It's Not Just the Symptoms, but Also the Comments

The weeks before Halloween were tough. I’d been having a hard time sleeping due to back and hip pain. I kept tossing and turning, which did not help with my fatigue. I had not felt like doing much. I felt tired all the time.
My daughter even noticed how I didn’t have any energy to decorate for Halloween (By the way, I love to decorate.). I had trouble walking/standing/laying down. I thought to myself, it will pass, trying to comfort myself and be strong through it. Then came the comments.

Rude comments greeted me everywhere

A complete stranger at the doctor’s waiting area came up to me and said, “Want a good weight loss tip?”
I thought to myself, are you serious?
My answer: “No.”
She persisted. “But it’s very good.”
I just turned away thinking, what is wrong with this person? What right do they have to judge and want to give me advice when I was just there sitting minding my own business? Why do I need to tell them I have endo? It’s none of their business.
Then, at work, I ran across a co-worker I hadn’t seen in a while and she asked, “Are you pregnant?” Yet again, my mind was just thinking, ugh! Endo belly! I said,”No,” but this time I did say, “It's endometriosis.”
She looked at me confused.

Even my mom noted my swollen belly

Finally, there was my own mom – as soon as I walked into her home. No, “Hi.” No nothing.
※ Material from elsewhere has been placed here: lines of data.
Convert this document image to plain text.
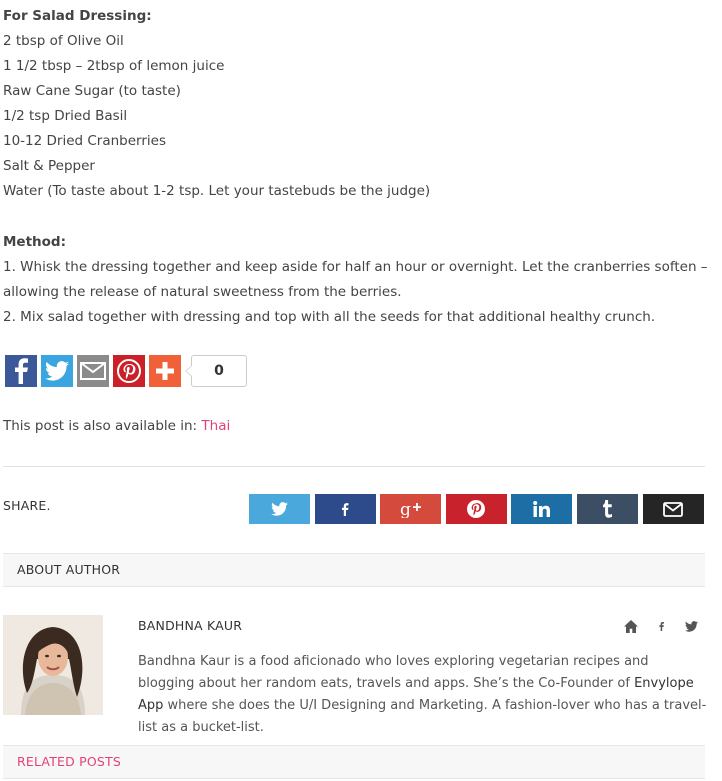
For Salad Dressing:
2 tbsp of Olive Oil
1 1/2 tbsp – 2tbsp of lemon juice
Raw Cane Sugar (to taste)
1/2 tsp Dried Basil
10-12 Dried Cranberries
Salt & Pepper
Water (To taste about 1-2 tsp. Let your tastebuds be the judge)
Method:
1. Whisk the dressing together and keep aside for half an hour or overnight. Let the cranberries soften –
allowing the release of natural sweetness from the berries.
2. Mix salad together with dressing and top with all the seeds for that additional healthy crunch.
0
This post is also available in: Thai
SHARE.	g
ABOUT AUTHOR
BANDHNA KAUR
Bandhna Kaur is a food aficionado who loves exploring vegetarian recipes and blogging about her random eats, travels and apps. She’s the Co-Founder of Envylope App where she does the U/I Designing and Marketing. A fashion-lover who has a travel-list as a bucket-list.
RELATED POSTS
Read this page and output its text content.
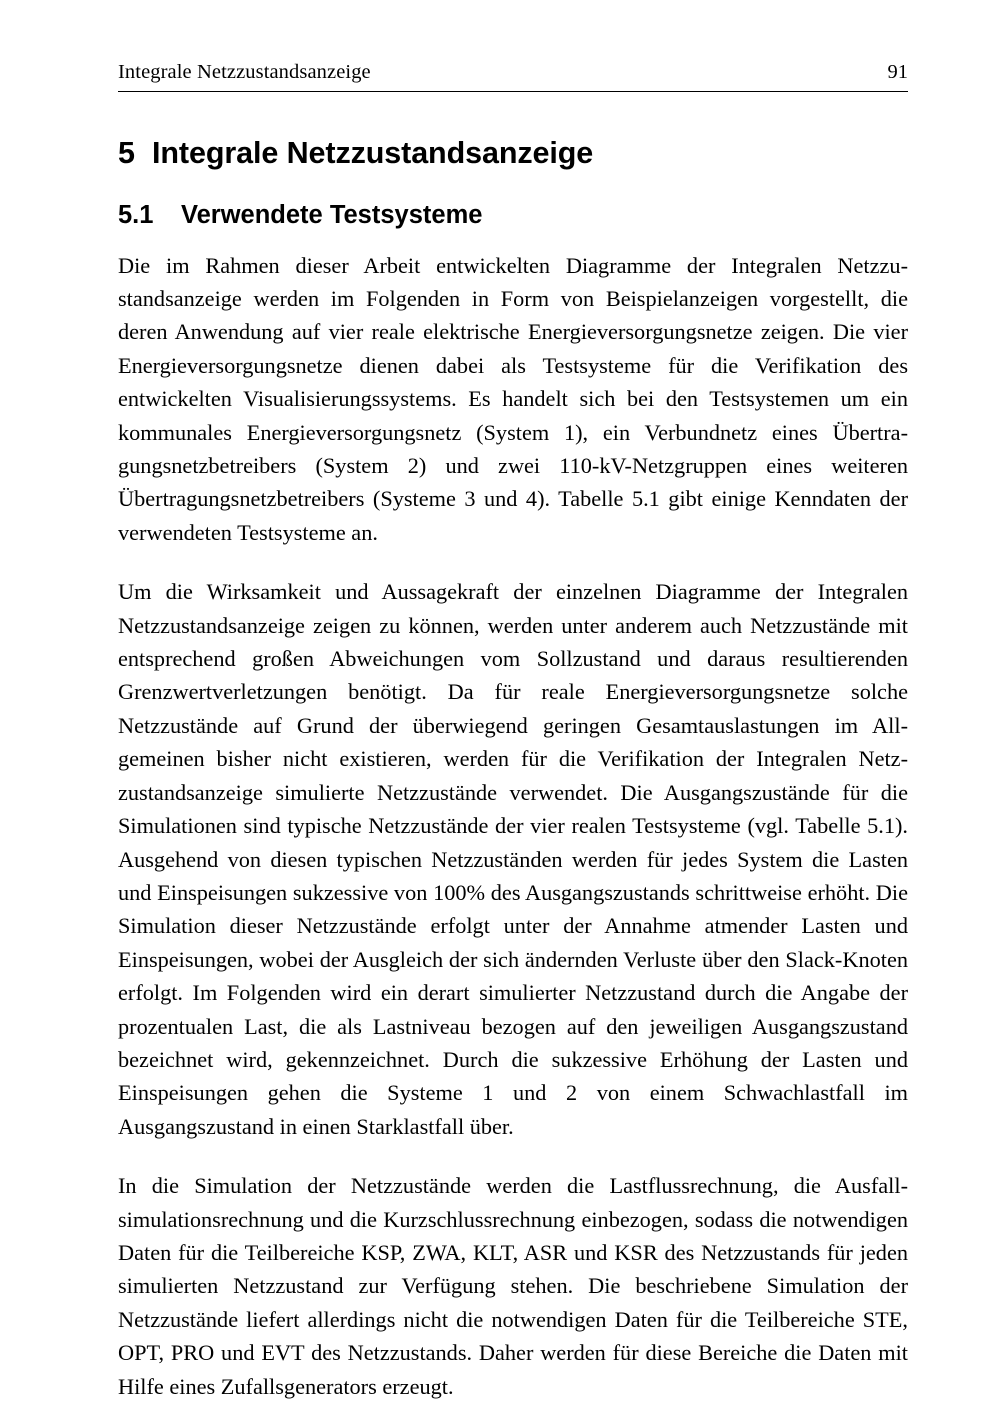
Integrale Netzzustandsanzeige	91
5 Integrale Netzzustandsanzeige
5.1 Verwendete Testsysteme

Die im Rahmen dieser Arbeit entwickelten Diagramme der Integralen Netzzustandsanzeige werden im Folgenden in Form von Beispielanzeigen vorgestellt, die deren Anwendung auf vier reale elektrische Energieversorgungsnetze zeigen. Die vier Energieversorgungsnetze dienen dabei als Testsysteme für die Verifikation des entwickelten Visualisierungssystems. Es handelt sich bei den Testsystemen um ein kommunales Energieversorgungsnetz (System 1), ein Verbundnetz eines Übertragungsnetzbetreibers (System 2) und zwei 110-kV-Netzgruppen eines weiteren Übertragungsnetzbetreibers (Systeme 3 und 4). Tabelle 5.1 gibt einige Kenndaten der verwendeten Testsysteme an.

Um die Wirksamkeit und Aussagekraft der einzelnen Diagramme der Integralen Netzzustandsanzeige zeigen zu können, werden unter anderem auch Netzzustände mit entsprechend großen Abweichungen vom Sollzustand und daraus resultierenden Grenzwertverletzungen benötigt. Da für reale Energieversorgungsnetze solche Netzzustände auf Grund der überwiegend geringen Gesamtauslastungen im Allgemeinen bisher nicht existieren, werden für die Verifikation der Integralen Netzzustandsanzeige simulierte Netzzustände verwendet. Die Ausgangszustände für die Simulationen sind typische Netzzustände der vier realen Testsysteme (vgl. Tabelle 5.1). Ausgehend von diesen typischen Netzzuständen werden für jedes System die Lasten und Einspeisungen sukzessive von 100% des Ausgangszustands schrittweise erhöht. Die Simulation dieser Netzzustände erfolgt unter der Annahme atmender Lasten und Einspeisungen, wobei der Ausgleich der sich ändernden Verluste über den Slack-Knoten erfolgt. Im Folgenden wird ein derart simulierter Netzzustand durch die Angabe der prozentualen Last, die als Lastniveau bezogen auf den jeweiligen Ausgangszustand bezeichnet wird, gekennzeichnet. Durch die sukzessive Erhöhung der Lasten und Einspeisungen gehen die Systeme 1 und 2 von einem Schwachlastfall im Ausgangszustand in einen Starklastfall über.

In die Simulation der Netzzustände werden die Lastflussrechnung, die Ausfallsimulationsrechnung und die Kurzschlussrechnung einbezogen, sodass die notwendigen Daten für die Teilbereiche KSP, ZWA, KLT, ASR und KSR des Netzzustands für jeden simulierten Netzzustand zur Verfügung stehen. Die beschriebene Simulation der Netzzustände liefert allerdings nicht die notwendigen Daten für die Teilbereiche STE, OPT, PRO und EVT des Netzzustands. Daher werden für diese Bereiche die Daten mit Hilfe eines Zufallsgenerators erzeugt.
I was greeted immediately with, “Oh, my. Your stomach is so bloated. That’s not normal!”
I struggled to find words and just blurted out, “I haven’t had a period yet,” and left the room. Mind you, I have had gazillion conversations with my mom about endo. Sigh. It’s frustrating to constantly feel like no one understands. It just feels so lonely at times. I get tired of talking about it, but then also, when I do, I feel like no one listens. So, why bother.

I am grateful for the community support

I just go on through my day having to ignore symptoms, ignore comments, just being grateful to be alive and that I can be a part of this group that does understand. Thank you all!!! Staying hopeful.